I deeply admire Jennifer Nash’s bold argumentation, which is informed by an extensive and careful engagement with key texts on intersectionality, care, Black feminism, and critical legal studies. Bringing together scholars from multiple disciplines, she persuasively activates letting go as a means to reimagine Black feminist’s intellectual production that opens up new worlds and new possibilities. For example, in her third chapter, “Surrender,” she brings together transnationalism and intersectionality in the history of women’s studies via the history of the National Women’s Studies Association (NWSA) as women’s studies’ institutional home. Nash imagines a new story for the two concepts, one where they are not antagonistic but rather intimately conjoined. In this context, Nash explores Black feminist surrender of intersectionality, proposing that a strategy of letting go can become a deliberate practice of freedom. This practice of letting go “surrenders [intersectionality’s] exclusive investment in Black woman and emphasizes the analytic’s capacity to speak to ‘women of color’ broadly” (104), which “opens up new intimacies and locates political promise in a revitalized intimacy that is radical” (110). Doing so, we can move beyond defensiveness and tell different stories of what Black feminism can do, beyond corrective labour. While I believe in the potential of surrendering and deeply admire Nash’s care-full engagement with the potential of letting go, I am hesitant to agree that defensive postures are not a form of Black feminist agency or that there is only one monolithic investment in Black feminists’ investments in intersectionality. Furthermore, I must ask – are we all equipped with the tools to let go? Should we all let go or should some of us hold on?

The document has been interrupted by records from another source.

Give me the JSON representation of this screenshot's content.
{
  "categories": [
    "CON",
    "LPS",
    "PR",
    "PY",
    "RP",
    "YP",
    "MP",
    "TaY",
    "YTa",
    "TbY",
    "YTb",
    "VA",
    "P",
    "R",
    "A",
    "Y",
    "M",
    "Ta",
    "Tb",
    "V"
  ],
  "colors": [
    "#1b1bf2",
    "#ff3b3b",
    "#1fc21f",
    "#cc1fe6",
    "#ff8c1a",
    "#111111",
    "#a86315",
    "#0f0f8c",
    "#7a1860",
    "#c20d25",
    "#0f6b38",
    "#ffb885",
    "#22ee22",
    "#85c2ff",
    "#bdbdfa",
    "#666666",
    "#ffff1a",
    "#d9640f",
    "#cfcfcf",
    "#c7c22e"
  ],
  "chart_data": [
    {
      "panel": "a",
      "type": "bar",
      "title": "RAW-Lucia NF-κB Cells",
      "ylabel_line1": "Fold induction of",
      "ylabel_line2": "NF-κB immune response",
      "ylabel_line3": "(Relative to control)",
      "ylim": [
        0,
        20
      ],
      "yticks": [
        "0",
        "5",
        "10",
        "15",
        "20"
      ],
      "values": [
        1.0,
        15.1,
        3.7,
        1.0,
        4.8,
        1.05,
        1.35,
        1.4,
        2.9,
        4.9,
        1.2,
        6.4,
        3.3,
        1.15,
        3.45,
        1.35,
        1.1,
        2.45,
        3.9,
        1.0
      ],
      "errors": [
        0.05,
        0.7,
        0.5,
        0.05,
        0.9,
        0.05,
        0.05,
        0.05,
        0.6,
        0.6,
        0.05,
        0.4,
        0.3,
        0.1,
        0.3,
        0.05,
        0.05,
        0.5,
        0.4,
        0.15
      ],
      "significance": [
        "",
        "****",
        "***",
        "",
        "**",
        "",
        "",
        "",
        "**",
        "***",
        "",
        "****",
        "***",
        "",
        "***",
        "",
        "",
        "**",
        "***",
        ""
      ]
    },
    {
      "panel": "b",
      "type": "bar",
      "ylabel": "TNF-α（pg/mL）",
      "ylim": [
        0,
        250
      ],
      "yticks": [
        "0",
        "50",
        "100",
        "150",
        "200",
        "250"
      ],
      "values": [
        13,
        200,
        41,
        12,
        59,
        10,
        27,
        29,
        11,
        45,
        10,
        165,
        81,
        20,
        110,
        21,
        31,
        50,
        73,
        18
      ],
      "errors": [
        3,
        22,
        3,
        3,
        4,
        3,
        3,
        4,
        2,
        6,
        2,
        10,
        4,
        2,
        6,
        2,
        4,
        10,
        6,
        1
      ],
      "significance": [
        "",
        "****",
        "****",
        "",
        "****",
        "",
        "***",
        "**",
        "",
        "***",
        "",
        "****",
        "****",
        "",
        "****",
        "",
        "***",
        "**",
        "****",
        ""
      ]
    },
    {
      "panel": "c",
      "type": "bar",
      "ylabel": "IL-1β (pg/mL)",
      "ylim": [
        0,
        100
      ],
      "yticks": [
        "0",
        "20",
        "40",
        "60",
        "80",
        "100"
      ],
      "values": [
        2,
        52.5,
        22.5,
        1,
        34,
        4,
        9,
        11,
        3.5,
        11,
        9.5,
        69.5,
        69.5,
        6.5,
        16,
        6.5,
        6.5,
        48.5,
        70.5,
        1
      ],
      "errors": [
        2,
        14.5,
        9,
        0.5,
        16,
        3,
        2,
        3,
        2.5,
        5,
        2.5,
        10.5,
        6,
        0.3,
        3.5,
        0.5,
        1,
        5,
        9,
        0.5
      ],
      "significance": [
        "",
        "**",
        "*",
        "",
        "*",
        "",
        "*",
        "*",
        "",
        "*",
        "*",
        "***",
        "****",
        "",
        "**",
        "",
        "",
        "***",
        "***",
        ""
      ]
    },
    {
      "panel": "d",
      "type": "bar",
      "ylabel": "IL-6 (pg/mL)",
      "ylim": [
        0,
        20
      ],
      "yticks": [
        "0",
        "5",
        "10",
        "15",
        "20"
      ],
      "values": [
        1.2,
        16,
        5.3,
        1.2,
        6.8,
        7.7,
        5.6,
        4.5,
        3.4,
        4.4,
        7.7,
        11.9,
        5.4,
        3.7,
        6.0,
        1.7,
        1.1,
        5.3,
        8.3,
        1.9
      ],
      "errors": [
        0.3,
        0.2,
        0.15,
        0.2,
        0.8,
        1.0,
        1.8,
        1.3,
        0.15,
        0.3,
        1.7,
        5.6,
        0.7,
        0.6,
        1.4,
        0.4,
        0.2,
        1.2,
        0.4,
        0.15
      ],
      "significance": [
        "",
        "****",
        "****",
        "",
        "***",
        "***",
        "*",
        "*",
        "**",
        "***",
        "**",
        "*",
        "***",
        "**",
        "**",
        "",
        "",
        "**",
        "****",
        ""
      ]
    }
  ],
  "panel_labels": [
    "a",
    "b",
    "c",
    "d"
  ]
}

This book offers provocative and nuanced readings of texts and asks critical questions that push the boundaries of Black feminism. For instance, in her fourth chapter, “Love in the time of death,” Nash asks “what if the disavowed deathly archive of law is reimagined as a home for Black feminism’s loving practice” (113)? Posing love’s potential “as a way forward, as another way of feeling Black feminism,” Nash locates the juridical as a site of radical possibility “where we can unleash new ways of feeling Black feminist” (115). Her book activates new questions for Black feminists and for scholars and practitioners who use intersectionality, while her examination of various Black feminist engagements with the analytic highlights how the celebration of intersectionality does not signify racial progress of the field of women’s studies. Rather, she shows how intersectionality had become co-opted and marked by a single affective posture of defensiveness. Her examination of representations of intersectionality forces us to confront both the limits of defensiveness, corrective labour, and intersectionality as well as the power of singularizing critique around intersectionality, collapses a range of intellectual labour production that could be fruitful.
Wei Si Nic Yiu is a PhD student in Gender Studies and a Graduate Student Researcher at CSW. They were the recipient of CSW’s Irving and Jean Stone Recruitment Fellowship in 2018.